In an era of rapid digital transformation, the most valuable characteristic an ecommerce executive can have is an unflinching ability to conceive of, execute and manage change — non-stop, stomach-churning, hyper-speed change.
Sounds easy enough, right?
Of course, not. But it can be made easier through shared wisdom, like that presented by Dean Bowerman, an ecommerce leader who has spent a career helping players like Staples and Rite Aid reach their full potential. Bowerman was the keynote speaker at Signifyd FLOW New York, an evening of community building and knowledge sharing among some of the brightest minds in online retail at the View of the World Terrace Club.
And while Bowerman was the keynote, this was not a lecture. Instead, the dozens of retailers in attendance freely added to the discussion, providing their own inspiration and the questions that produced deeper insights.
It was also a night when the ecommerce community celebrated one of its own —TrueFacet, an innovative online marketplace for pre-owned jewelry and luxury watches. TrueFacet was recognized with the Signifyd FLOW Award for its outstanding customer experience.
FLOW displayed the deep bench of ecommerce leadership
We’re not going to declare FLOW the Woodstock of ecommerce or even the Coachella. But it was an evening of food, drink, casual conversation and passion for retail that underscored the growing sophistication of the industry and the deep bench of deep thinkers that inhabit it.
Bowerman, currently vice president of digital marketing and ecommerce at Rite Aid, drew on his two decades of retail experience as he sketched out his playbook for instituting and managing change. And while the discussion was much more than a list of bold-faced takeaways could cover, the conversation around Bowerman’s advice for leading change could be boiled down to these:
Survey what you’ve got: Start with the nine pillars required of any successful ecommerce business:
- Customer service
- User experience
- Site search
“You need to have the nine pillars of ecommerce,” Bowerman said. “You need to have all those pillars working. And just view them as your continual to-do list. Each pillar should get better every year.”
Find the right pillar people — lieutenants, Bowerman called them — to run each pillar and help promote their success.
Go deep on examining your nine pillars of ecommerce
And there is nothing like having boots on the ground to evaluate how stable your pillars are and how they can be shored up. Bowerman remembered a time he wanted to better understand what was frustrating customers. What better way than spending time in the customer service center?
“We’d literally embed ourselves,” he said. “I went over there on a Saturday to really understand what the customer pain points were. And you address them, right?”
Understand who knows what: Yes, as an ecommerce executive, online retail is your world. But in an omnichannel era, you might well be working in an organization that has much deeper knowledge and roots in the brick-and-mortar world. Remember that the vast majority of retail sales happen in physical stores and so top executives might well be more focused on in-store than online. Make sure the executive team understands ecommerce and the language of ecommerce.

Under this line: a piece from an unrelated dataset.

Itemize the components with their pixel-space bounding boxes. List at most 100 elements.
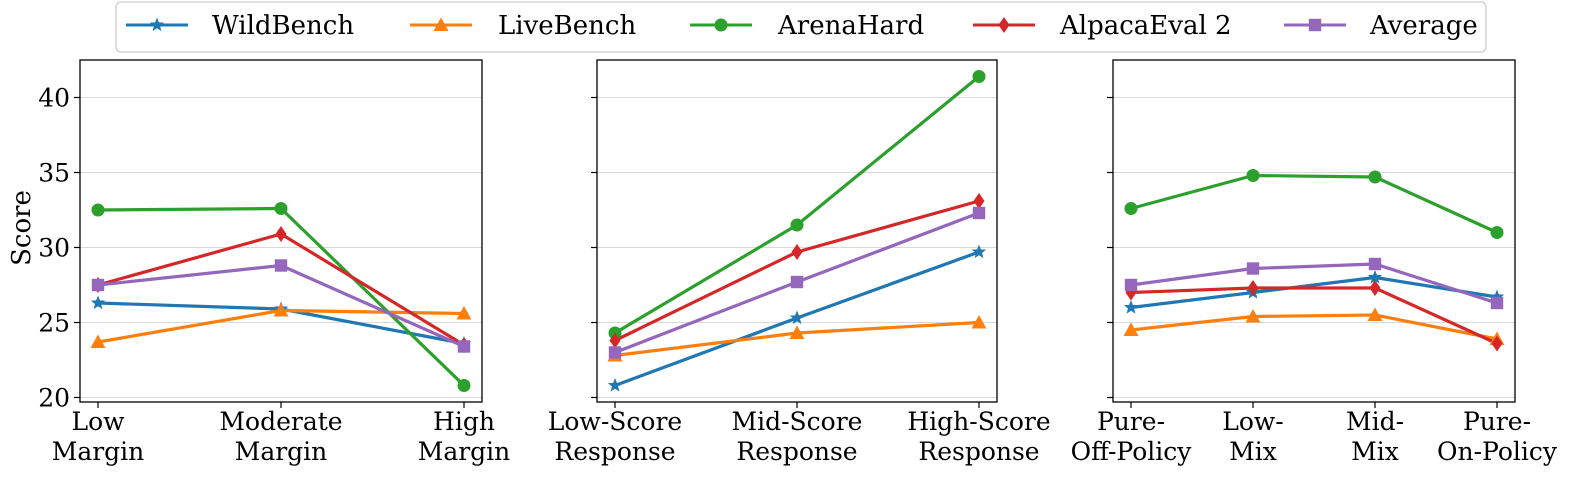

More importantly, Bowerman said, make sure you understand the language of the executive team. What are the performance metrics that they pay attention to. Capture those metrics from the online side and present them clearly, early and often. Develop a vision for online and lay it out for your company’s leaders.
“You have to be prepared to say, ‘This is my plan. Based on my analysis, this is what you have to do. And I can help you get there,'” Bowerman said.
Tell the ecommerce story — again and again: Online retail is experiencing huge growth and change. The story is not static. Digital transformation is more than just a buzz phrase. It’s a business imperative. Keep that in mind as you tell the story to the executive team.
“It’s helping them understand that paradigm shift, making the digital transformation from the ground up,” Bowerman said. “You have to know the audience. It’s really how good you are at telling the story.”
Be ready for change in the digital transformation era
Remain agile: Ecommerce moves fast. Companies change direction. Don’t design rigidity into your systems. Bowerman used the example of the ongoing debate over build vs. buy when it comes to re-platforming an ecommerce site. It’s not a binary question, he told the crowd at FLOW. While you might buy a third-party platform, don’t think that means you won’t be building, too, Bowerman said.
“You’re going to buy and then you’re going to customize, which is essentially build,” he said. “If you build a platform with mass customization in mind, you can do some things very quickly. And if you lay your foundation with mass customization, your life is so much easier.”
In a sense, Bowerman’s advice about keeping platforms flexible is a metaphor for ecommerce in 2018. Agility, flexibility and choice are functional necessities in an era of digital transformation. But agility, flexibility and choice are broad concepts, almost platitudes.
Bowerman’s advice at FLOW, on the other hand, provided retailers with tangible steps they can take to be successful in the real — and rapidly evolving — world.